Learning how to regulate our emotions is a huge challenge, especially when all the circuits in our brain are exploding. It’s a high bar but one that I appreciate because ultimately it makes me a better man. This means that I process my own emotions rather than just spew them out all over the person I love. It has a lot to do with self-respect. We forever remember what we’ve said and done. We must live with that. Respecting ourselves helps us to do the right thing when we feel triggered.
Empathy is a vital process in problem solving. Remember empathy does not mean sympathy or that we must agree. Empathy is objective, it’s seeing through the eyes of the other. Heinz Kohut calls it “Vicarious introspection.” It’s the opposing part of self-reflection. When I could see it from her point of view it made more sense. Part of understanding how relationships work is to appreciate what is important to our partner. It also builds connection.
Finally, we talked about what we could do moving forward. Now this is not to say from this very simple conflict that those waters don’t run deeper because they often do. But that’s part of the process. No matter what, to look at any interaction it always must include looking at what is happening inside us and between each one of us. It’s that focus that drives us toward resolution. Without it we get lost in our shame and our defensive blaming.
The process of resolution does require humility and generosity. The ability to own our part is humbling and can feel like humiliation. It’s not. Generosity toward sharing who owns the problem demonstrates our ability to consider the other person and what is important to them. To admit that we own part of the problem how it affects our mate is the critical first step toward being an adult. Maturity requires that we look at ourselves and what has made us into who we are right or wrong. Just like being a parent who is always right, what happens to the child who is always wrong?

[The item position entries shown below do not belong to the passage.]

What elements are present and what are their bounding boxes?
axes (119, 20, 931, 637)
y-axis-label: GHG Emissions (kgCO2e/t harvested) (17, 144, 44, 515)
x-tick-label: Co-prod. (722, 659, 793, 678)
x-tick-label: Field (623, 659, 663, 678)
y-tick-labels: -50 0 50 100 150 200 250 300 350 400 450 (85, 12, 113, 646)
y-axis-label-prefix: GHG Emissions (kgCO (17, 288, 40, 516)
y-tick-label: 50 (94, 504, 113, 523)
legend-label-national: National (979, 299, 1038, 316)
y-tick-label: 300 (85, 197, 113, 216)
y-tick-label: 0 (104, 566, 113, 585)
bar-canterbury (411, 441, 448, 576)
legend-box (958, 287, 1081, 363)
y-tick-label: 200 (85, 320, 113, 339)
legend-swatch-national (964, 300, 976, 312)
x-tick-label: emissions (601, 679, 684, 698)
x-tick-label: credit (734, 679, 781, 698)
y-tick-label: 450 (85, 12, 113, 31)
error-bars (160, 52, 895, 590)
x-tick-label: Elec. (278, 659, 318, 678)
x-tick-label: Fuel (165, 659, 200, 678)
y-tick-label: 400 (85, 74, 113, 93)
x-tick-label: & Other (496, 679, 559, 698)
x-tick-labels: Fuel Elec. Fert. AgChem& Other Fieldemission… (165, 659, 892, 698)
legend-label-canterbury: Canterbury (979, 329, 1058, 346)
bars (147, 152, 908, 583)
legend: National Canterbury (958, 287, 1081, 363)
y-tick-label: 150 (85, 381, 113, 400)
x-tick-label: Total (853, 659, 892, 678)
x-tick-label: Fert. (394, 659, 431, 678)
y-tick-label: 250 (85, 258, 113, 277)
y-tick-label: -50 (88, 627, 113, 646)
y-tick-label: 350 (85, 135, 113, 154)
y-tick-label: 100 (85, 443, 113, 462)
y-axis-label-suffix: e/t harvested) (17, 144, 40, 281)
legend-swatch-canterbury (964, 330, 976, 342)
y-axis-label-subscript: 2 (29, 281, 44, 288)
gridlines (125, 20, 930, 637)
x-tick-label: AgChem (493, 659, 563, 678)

We want and need our relationships to be part of the solution. So often when I’m working with couples, I encounter childhood abuse and violent interactions with family members coming up in current situations with couples and families. We do what we know, and we are how we’ve been treated. All children experience some kinds of pain from experience in childhood. Our body remembers and will make itself known during conflicts either directly or indirectly. To understand how we’ve been affected and how our family dynamic is being expressed currently can be very helpful in learning a new way of processing conflicts. By the way conflict is normal, anger, yelling, name calling and hitting below the belt are not.
When couples come to therapy, they are often wanting me to fix the other one. They don’t feel like it has anything to do with them. That’s a fatal error and therapy never works that way. After some 31 years of marriage and countless hours of work with couples this is what has come to me over and over again. It’s what people say about cliches, they keep coming back because they’re true. I think it’s the same with relationships. What’s true remains. Think SAVE.